Hiç telefondan "bir şeyler kaçırıyorum" korkusuyla sosyal medyaya sarıldığınız oldu mu? Ya da otobüsde giderken "sıkıntıdan" sürekli telefon ekranını açıp kapattığınız? İnsan bazen hayatını kolaylaştıran aygıtlara karşı dürtüselleşebiliyor. Gelin sizlerle bir şeyler kaçırıyorum kaygısına, dürtüselliğe ve ikisinin ilişkisine bakalım.
TELEFON DÜRTÜSELLİĞİ VE FOMO SENDROMU
İnsanlar bir şeye bağlanmak konusunda dopamin seviyesi onlara öncülük ettiği çok olmuştur. Hele de sürekli yenilik ve eğlence barındıran teknolojik harikaların size lütfettiği şeylerin yoğunluğuna kendinizi kaptırmak çok kolay ve olasıdır. Gün boyunca bir elinde telefona yapışık insanları görmek normaldir ve bu ekranın açma tuşuna günde kaç kere bastığınızı saymak isteseydiniz inanılmaz sayılarla karşılaşabilirsiniz. Zamanla bu noktaya evrimleştik ve onsuz ne yaparız tahmin etmesi zor. İnternet kullanmak artık bir ihtiyaçtır diyebiliriz.
Dürtüsellik; risk alma, plansız davranış, zihni çabuk toplayamama, yeterince düşünmeden aniden hareket, davranışda bağlam ve sonucu hesaba katmama ve olumsuz sonuca duyarsızlaşmayı içeren bir çeşit bozukluk, en azından minimal düzeyde kontrolsüz davranış anlamında düşünülebilir. "Dürtüsellik tek bir davranıştan ziyade bir yatkınlıktır, tek bir harekettense bir davranış örüntüsüdür"(1) Yani birey davranışlarında kısmi ani hareket göstermesinin zamansal birikimi sonucu oluşabilecek düzey olarak görülebilir. Dürtüsellikde büyük, gecikmiş ödüllerdense; küçük doğrudan alınacak ödüller tercih edilir. Birey anlık dopamin arayışındadır. "Dürtüselliğin, psikiyatrik bozukluklarda da rolü vardır."(2)
FOMO(fear of missing out) ingilizce karşılığıyla "gelişmeleri kaçırma korkusu" olarak bilinir. 2013'de Przybylski, diğer insanlar sissiz eğleniyor düşüncesiyle oluşan bir korku olduğunu söyler. "FOMO yaşayan bireylerde kaygı bozukluğu, stres, yorgunluk, anksiyete yaşanabilir."(3) Özellikle Z kuşağı her türlü bilgi için sosyal mecraları kullanırken, böyle bir durumun çıkması muhtemeldir. Aynı zamanda FOMO kripto para piyasasında karşılık bulan bir tabirdir. Fırsatı kaçırmama duygusu, sürekli takip, grafiklerin değişen ya da değişebilecek olma ihtimali, stratejisiz hemen davranma, kullanıcıların FOMO yaşamasını arttırabiliyor.
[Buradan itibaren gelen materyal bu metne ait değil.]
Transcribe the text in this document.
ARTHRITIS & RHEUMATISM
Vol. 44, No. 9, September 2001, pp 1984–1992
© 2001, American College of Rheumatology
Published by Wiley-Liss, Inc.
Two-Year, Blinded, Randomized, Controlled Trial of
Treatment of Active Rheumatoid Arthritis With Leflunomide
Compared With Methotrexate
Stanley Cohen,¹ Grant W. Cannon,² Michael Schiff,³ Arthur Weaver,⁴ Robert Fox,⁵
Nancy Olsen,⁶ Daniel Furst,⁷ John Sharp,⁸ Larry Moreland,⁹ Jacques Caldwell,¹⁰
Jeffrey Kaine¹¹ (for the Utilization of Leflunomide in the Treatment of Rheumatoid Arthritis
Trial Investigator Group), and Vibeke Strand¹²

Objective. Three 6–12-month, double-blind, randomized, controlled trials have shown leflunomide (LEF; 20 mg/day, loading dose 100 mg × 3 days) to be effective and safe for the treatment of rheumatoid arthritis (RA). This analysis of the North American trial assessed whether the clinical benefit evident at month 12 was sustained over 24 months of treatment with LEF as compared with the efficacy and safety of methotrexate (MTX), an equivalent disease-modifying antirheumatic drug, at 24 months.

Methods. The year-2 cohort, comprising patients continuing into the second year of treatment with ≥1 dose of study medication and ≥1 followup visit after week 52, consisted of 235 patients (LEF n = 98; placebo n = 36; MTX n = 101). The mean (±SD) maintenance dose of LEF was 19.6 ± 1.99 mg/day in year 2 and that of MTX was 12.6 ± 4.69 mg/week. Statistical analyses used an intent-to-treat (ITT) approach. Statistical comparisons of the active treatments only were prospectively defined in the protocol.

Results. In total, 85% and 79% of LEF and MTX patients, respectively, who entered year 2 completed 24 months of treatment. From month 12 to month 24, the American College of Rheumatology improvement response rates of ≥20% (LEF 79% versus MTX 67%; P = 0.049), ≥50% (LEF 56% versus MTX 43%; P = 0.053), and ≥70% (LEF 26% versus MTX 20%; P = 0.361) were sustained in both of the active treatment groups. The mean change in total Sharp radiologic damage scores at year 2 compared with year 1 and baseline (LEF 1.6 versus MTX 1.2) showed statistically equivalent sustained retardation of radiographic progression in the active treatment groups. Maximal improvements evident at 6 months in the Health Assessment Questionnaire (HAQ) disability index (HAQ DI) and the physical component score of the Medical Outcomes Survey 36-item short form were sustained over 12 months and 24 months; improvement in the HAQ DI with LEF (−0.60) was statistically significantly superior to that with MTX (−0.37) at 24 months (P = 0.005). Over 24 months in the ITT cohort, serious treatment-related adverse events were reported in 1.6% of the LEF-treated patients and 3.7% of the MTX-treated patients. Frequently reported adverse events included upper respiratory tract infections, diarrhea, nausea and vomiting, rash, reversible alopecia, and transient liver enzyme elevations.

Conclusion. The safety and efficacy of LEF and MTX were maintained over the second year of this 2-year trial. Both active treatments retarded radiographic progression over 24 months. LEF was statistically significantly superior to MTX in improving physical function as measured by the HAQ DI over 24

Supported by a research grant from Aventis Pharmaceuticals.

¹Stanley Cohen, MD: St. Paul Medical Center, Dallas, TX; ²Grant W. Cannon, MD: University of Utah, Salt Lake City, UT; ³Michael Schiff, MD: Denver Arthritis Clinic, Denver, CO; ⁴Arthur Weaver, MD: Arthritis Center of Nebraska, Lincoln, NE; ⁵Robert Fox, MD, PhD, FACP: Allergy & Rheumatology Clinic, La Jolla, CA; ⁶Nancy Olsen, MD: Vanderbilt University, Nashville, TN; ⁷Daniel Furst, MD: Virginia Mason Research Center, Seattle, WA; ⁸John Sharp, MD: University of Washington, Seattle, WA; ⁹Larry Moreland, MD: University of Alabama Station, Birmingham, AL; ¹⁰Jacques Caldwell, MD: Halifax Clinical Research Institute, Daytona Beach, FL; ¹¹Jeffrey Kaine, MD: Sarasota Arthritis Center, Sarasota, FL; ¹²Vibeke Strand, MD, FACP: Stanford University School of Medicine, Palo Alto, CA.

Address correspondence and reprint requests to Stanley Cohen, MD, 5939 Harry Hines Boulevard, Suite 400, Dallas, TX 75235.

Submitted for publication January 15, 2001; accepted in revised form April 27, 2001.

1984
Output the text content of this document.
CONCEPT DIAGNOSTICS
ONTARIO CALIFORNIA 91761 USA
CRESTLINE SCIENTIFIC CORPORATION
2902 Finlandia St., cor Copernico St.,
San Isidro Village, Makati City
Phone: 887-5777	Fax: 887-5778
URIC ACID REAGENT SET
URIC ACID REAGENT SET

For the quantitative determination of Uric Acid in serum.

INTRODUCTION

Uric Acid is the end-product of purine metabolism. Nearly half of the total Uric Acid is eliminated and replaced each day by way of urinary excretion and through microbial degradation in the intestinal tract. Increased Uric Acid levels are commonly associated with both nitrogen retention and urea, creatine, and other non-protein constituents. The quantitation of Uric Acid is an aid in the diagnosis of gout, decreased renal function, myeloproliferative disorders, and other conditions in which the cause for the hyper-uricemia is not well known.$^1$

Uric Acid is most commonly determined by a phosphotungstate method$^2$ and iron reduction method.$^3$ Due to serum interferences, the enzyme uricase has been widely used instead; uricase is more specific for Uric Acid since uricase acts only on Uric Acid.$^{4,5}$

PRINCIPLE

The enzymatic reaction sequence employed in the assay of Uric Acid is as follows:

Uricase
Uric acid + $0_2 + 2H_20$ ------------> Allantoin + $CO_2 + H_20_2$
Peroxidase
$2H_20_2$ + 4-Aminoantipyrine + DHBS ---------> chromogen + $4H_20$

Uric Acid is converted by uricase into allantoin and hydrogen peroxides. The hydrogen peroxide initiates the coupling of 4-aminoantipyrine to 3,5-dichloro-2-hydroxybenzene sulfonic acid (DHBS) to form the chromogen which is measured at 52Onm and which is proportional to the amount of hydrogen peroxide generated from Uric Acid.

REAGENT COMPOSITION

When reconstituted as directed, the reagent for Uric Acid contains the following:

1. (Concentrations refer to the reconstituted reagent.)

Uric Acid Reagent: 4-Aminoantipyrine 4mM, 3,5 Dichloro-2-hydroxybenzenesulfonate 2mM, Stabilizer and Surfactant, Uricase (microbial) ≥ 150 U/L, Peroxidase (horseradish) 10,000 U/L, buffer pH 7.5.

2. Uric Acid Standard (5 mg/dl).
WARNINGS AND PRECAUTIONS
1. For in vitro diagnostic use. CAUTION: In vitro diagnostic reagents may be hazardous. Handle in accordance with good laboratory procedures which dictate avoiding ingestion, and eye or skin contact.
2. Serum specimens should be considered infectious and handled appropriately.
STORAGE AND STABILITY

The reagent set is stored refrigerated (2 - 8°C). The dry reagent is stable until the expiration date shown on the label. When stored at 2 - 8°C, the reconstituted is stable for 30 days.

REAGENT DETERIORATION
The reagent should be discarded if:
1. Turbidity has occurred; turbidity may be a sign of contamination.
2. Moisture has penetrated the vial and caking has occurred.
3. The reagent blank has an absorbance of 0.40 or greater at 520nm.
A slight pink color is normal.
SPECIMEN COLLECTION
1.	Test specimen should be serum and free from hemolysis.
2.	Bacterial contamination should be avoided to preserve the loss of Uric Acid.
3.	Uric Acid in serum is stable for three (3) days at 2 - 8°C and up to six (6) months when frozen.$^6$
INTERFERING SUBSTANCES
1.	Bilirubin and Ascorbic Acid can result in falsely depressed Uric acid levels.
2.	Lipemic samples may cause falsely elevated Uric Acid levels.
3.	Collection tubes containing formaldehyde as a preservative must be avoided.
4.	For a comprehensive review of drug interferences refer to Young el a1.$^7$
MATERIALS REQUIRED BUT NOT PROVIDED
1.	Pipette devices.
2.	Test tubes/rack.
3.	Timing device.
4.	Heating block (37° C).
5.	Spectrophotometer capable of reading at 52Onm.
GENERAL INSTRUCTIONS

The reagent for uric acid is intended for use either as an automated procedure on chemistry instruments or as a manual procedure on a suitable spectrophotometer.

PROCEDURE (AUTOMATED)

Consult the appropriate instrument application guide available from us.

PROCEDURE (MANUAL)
Sosyal medyanın sürekli bir yenilik içerdiğinden ve insanların onu kullanmada ki en temel motivasyonunun bilgi almak olduğundan daha önceki yazılarda bahsetmiştik. Bu bilgi almanın farklı bir versiyonu olarak dürtüsel bir şekilde kendimizi kontrol etmenden giriş yapıp durduğumuz o sosyal ağların bizde FOMO korkusu uyandırabileceğini söyleyebiliriz. Bir araştırma da sosyal medyaya aşerme de, fomo etkisinin olduğu bulunmuştur.(4) Aynı şekilde dürtüsellik düzeyi yüksek bireylerin FOMO yaşaması oldukça beklenilebilirdir.
Sürekli her işimizi telefondan yapabiliyor olmak gayet güzeldir. Ancak insan zamanla telefona karşı bir meşguliyet geliştiriyor ve bu yoğun girdiye maruz kalmaktan hoşlanıyor bile diyebiliriz. Zamanla elindeki mucizevi aygıtın efendisi olmaktan inen birey, ona karşı kullanımı arttıkça töleransı azalıyor ve önüne geçilemez dürtüsellik kazanmış bir hal alabiliyor.